We have all heard about cat scratch fever and the term has even been referenced in a few popular songs. However, do you really know what it means? Truthfully, cat scratch fever is not referring to a scratch filled sexual experience as the song references. Instead, it's actually a real condition cats can pass on to their owners. Here, we will dive into cat scratch fever and other conditions your cat can contract and possibly pass on to you.

CAT SCRATCH FEVER

This is not something your cat can actually get. It is not a feeling of restlessness from being confined for too long and it's definitely not a fatal disease. Basically, cat scratch fever is when your cat scratches you and breaks skin. Bacteria from your cat's claws can cause irritation to your dermis leaving behind a few red welts.

The medical field calls the condition "Cat Scratch Disease." A little while after the initial scratch, the area will appear red and slightly hot or feverish to the touch. Sometimes the area can be itchy too. Don't worry though as most cat scratch fevers alleviate themselves naturally. However, you may need antibiotics if the condition worsens or if you have a compromised immune system. Antibiotic cream is an excellent topical treatment, so the next time your cat scratches you, simply put a thin layer of antibiotic cream on the scratch to avoid possible cat scratch fever.

WORMS

It is not uncommon to have a cat with worms. Often when a cat is adopted either from a shelter or elsewhere, worms are apparent. The most common type of worms cats can get is Toxocara Cati, or roundworms. These worms can develop when sanitation is poor and the animal does not have a clean space to live or has been living in close proximity to their own feces. Roundworms are easily treatable with proper deworming medication, but make no mistake about it, they can take over a cat's entire digestive tract and potentially lead to death if left untreated. Unfortunately, humans can contact the same worms. To avoid worms impacting your cat's health as well as your family's, deworm any cat brought into your home no matter where they are from as a precaution.

RINGWORM

a close up of a ringworm on human skin

Not everyone has seen ringworm before. For those working with children in any capacity, ringworm is a common condition that has been linked to contraction from both cats and dogs. Although it is called ringworm, there are actually no worms present. The terms comes from how the condition appears on human skin. Generally, a ringworm is denoted by a circular shaped red ring that grows if left untreated. Ringworm is highly contagious and should be treated at first sight.
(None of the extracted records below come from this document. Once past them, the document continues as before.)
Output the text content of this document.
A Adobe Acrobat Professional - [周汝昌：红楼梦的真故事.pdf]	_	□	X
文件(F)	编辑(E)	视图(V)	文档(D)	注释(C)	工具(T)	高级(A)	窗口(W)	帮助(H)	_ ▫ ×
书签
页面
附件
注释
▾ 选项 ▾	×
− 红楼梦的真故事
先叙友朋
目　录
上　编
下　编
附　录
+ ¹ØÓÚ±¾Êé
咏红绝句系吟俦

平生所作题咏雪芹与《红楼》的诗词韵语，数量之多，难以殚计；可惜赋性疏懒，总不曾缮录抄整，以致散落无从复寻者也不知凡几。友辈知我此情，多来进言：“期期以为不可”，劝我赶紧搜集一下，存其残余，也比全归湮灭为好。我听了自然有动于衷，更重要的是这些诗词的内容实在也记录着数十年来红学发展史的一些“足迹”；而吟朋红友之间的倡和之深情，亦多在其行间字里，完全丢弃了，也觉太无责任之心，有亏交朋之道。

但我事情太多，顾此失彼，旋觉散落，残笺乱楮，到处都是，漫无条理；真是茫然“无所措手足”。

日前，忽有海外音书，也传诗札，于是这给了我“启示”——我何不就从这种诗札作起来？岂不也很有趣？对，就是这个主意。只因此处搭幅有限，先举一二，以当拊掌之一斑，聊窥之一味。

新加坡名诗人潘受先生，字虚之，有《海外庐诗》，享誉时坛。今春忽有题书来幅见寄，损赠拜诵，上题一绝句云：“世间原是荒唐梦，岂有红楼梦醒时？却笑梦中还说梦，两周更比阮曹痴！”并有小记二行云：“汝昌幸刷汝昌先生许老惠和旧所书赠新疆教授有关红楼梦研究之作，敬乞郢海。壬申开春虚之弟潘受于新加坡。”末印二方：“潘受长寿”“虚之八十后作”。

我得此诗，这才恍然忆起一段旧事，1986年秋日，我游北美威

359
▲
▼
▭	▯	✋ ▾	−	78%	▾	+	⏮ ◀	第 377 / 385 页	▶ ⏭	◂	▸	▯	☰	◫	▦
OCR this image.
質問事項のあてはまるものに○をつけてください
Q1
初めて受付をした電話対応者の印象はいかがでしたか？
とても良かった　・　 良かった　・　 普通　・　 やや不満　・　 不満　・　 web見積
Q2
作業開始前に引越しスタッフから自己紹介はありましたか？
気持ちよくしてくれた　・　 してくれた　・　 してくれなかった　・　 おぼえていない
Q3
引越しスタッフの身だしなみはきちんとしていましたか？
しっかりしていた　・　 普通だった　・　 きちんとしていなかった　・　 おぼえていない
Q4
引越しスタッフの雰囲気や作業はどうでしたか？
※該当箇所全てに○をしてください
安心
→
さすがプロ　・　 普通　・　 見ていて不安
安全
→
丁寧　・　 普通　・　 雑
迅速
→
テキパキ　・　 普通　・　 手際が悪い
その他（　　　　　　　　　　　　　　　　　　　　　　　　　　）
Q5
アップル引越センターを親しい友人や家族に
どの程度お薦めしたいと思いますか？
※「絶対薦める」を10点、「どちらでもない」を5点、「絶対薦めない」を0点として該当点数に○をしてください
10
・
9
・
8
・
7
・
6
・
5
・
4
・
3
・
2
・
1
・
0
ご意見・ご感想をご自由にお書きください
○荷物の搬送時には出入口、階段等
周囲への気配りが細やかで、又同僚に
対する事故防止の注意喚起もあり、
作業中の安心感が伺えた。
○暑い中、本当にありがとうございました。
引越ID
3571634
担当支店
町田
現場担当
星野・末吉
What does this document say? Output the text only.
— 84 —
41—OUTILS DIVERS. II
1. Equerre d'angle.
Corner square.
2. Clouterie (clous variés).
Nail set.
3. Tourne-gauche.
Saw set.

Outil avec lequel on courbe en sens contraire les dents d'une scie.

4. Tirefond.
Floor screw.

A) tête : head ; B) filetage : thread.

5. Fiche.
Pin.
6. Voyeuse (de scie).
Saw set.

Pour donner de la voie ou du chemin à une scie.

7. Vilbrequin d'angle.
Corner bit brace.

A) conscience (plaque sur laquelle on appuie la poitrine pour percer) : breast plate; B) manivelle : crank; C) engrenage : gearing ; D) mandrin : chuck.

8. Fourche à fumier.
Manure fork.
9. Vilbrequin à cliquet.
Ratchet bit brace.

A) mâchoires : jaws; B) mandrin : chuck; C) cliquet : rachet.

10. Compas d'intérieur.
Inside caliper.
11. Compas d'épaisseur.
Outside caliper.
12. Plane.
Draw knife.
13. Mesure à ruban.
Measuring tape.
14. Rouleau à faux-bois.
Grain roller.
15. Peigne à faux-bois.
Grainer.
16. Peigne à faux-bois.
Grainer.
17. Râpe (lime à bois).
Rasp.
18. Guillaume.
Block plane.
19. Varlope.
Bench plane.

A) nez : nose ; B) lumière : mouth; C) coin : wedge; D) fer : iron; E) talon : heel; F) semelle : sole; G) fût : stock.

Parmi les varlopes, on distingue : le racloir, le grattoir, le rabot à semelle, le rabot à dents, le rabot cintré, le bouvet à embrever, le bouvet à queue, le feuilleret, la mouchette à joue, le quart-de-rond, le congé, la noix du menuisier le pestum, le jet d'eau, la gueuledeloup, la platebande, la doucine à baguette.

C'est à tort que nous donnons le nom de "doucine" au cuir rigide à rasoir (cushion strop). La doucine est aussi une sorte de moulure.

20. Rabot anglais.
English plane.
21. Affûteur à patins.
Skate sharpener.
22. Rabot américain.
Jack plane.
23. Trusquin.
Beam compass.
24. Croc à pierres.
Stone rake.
If you notice legions on the head, ears, and forward limbs of your cat, ringworm is a possibility. Consult your vet for the right medications for eradicating this fungal infection and be prepared to wash everything in your home as ringworm spores can live on surfaces for many, many days.

SCABIES

You pet your cat everyday and give them the love and devotion they so richly deserve, but if upon petting your cat you notice raised legions, or if your cat is scratching excessively, you might want to wash your hands and take them to the vet. Cats are prone to contractions from playing outside and getting into any area where scabies mites happen to be. Scabies can be passed to humans but are generally easy to treat. Most scabies cases, both animal and human, are treated with a topical cream that skills or extracts the mites from the skin.

SALMONELLA

We generally hear of salmonella being passed to humans through raw food, but cats can get it too and pass it on to humans. However, if you believe you will contact salmonella from merely petting your cat, you're mistaken. Cats contract this condition by eating raw meat such as catching and eating a bird outside or from owners who feed their cat undercooked or raw meat. The condition passes to humans through feces. It is recommended that you use gloves while changing your cat's litter box if they are prone to eating birds and bringing you gifts of dead animals from their adventures. If you notice a change in your cat, such as excessive vomiting or lethargy, take them to the vet immediately to determine if your cat has salmonella. It is treatable for both cats and humans.

Clean litterboxes with gloves on

GIARDIA

Giardia is a parasite that can be found in the feces of cats and other animals. Generally, the cat can pass on Giardia through their feces, so using gloves when cleaning the litter box can help guard against this condition. Signs of Giardia are greasy or soft, frothy stool from your cat. If the feces has a very strong odor or contains excess mucus, it is time to take your cat to the vet. The condition will not go away on it's own like some diarrhea issues can, so it's essential to get the cat seen as soon as possible and avoid touching any feces. Sanitize everything to ensure the condition does not return or become worse.

CONCLUSION

We all love our cats. They provide us with love and affection, and we take great care of them to ensure they live a long and happy life. Conditions such as cat scratch fever and other common cat illnesses can be carried over to humans very easily and although sharing is caring, you do not want to share these with your cat.

Ensure your cat receives regular checkups from your vet along with annual shots. Sanitize surfaces where your cat regularly resides, especially if your cat is known to roam around outside. If you notice changes in your cat's feces or their behavior, take them to the vet to ensure no permanent damage is done to the cat's nervous system or digestive tract.